With every day seeming to bring new warnings about global terrorism, I can understand why some people feel unsafe. But the siege in Martin Place was not a terrorist act. It was the action of a single disturbed individual with a history of violence talking a last desperate action before an inevitable jail sentence.

The gun control law reforms passed by the Howard government in 1996 after the Port Arthur massacre have had resounding success in limiting the public's access to guns, and limiting the damage inflicted by them. After the reforms came into place, half the annual number of Australians were killed by guns.

So why are so many people suggesting that Australian citizens should be re-arming themselves to avoid becoming victims of gun crimes?

Let’s look at exactly who it is that is calling for these changes. There's the Australian Liberal Democrat senator David Leyonhjelm, and the American Fox News pundit Charles Hurt. These men appear to envisage a well-armed population, able to "protect" itself and its family, as Hunt loudly (and insensitively) proclaimed yesterday.

Leyonhjelm, who left his political party when the gun laws were passed, has declared Australians to be a “nation of victims”, unable to defend themselves. From “the bad guys”, one must presume.

Does this stack up? Well, no. It doesn’t. Not in anything resembling the real world.

The fact is that in Australia you are more than 10 times less likely to die by gunfire than in the US. A gun in a US home is 22 times more likely to kill its owner or her family than anyone else. And more than one in five U.S. teenagers report having witnessed a shooting where the average figure in Australia is almost zero.

Even when they're in the hands of policemen guns aren't safe. Do you remember the incident in New York two years ago, when the NYPD rained a hail of bullets on a man wielding a pistol in the street?

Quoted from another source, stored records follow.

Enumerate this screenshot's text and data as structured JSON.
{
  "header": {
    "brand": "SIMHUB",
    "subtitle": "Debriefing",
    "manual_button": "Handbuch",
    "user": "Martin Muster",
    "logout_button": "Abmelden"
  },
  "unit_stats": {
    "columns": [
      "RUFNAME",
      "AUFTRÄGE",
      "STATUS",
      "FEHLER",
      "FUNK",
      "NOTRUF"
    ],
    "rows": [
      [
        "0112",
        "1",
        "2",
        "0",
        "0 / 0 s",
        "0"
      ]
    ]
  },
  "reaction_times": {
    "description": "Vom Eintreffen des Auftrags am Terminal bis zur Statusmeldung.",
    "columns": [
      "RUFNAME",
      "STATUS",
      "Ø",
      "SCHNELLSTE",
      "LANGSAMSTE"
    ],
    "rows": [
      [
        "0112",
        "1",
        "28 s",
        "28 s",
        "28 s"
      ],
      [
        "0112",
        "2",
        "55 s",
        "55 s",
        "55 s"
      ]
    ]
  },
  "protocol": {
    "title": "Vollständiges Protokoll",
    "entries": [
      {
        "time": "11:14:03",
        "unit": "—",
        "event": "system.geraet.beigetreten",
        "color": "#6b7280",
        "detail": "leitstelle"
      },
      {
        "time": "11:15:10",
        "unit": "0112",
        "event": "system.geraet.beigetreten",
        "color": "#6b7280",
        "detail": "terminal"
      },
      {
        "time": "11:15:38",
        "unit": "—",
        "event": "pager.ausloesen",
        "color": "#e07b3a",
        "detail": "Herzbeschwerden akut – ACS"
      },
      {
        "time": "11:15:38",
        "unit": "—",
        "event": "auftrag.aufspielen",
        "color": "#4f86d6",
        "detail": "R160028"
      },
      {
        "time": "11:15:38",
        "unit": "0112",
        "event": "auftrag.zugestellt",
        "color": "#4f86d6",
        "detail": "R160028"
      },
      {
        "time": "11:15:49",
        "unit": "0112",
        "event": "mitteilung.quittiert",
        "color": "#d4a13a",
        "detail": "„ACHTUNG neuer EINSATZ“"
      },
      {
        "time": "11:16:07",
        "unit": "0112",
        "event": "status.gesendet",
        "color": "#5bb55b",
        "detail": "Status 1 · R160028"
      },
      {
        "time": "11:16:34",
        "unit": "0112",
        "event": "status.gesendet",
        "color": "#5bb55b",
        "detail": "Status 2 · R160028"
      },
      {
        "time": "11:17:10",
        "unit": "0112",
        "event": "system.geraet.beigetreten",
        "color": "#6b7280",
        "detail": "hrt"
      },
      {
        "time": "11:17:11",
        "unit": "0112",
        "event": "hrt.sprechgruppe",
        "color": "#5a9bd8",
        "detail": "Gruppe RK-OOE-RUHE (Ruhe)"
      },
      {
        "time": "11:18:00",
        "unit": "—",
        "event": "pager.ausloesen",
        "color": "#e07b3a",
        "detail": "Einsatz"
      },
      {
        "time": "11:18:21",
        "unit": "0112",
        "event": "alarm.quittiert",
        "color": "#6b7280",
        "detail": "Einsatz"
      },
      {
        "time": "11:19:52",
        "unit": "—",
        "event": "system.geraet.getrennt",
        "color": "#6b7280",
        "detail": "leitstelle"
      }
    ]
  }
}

Aside from the man, who was killed, nine innocent bystanders were wounded, and as a result of the officers' gunfire. With this in mind, if everyone in the Lindt Cafe had been armed, would there have been any guarantee of their safety? If highly trained policemen can still hit civilian bystanders, it's frightening to think how many more of the hostages could have been wounded, or even died, had civilians in the café been armed.

So, the truly interesting question is: why would anyone argue otherwise when the facts are so patently not on their side?

Studies show that not all facts are created equal, at least not when our psychology is involved. In an article for The New Yorker called "I Don't Want to Be Right", the political scientist Brendan Nyhan shows how certain facts are almost entirely unable to change our minds if they contradict our understanding of the world.

What's more, when our sense of self is threatened, or that of a group we heavily identify with, we are much more likely to simply reject new information out-of-hand than to allow it to change a false belief.

So for David Leyonhjelm and Charles Hurt, and unfortunately many like them, the facts don't matter. They are the heroes, fending off innumerable bad guys. Theirs is an internal world of adolescent Hollywood fantasy that no inconvenient truths can permeate. If you ever need a stronger argument against making guns accessible to the public, then look no further than the logic of these people.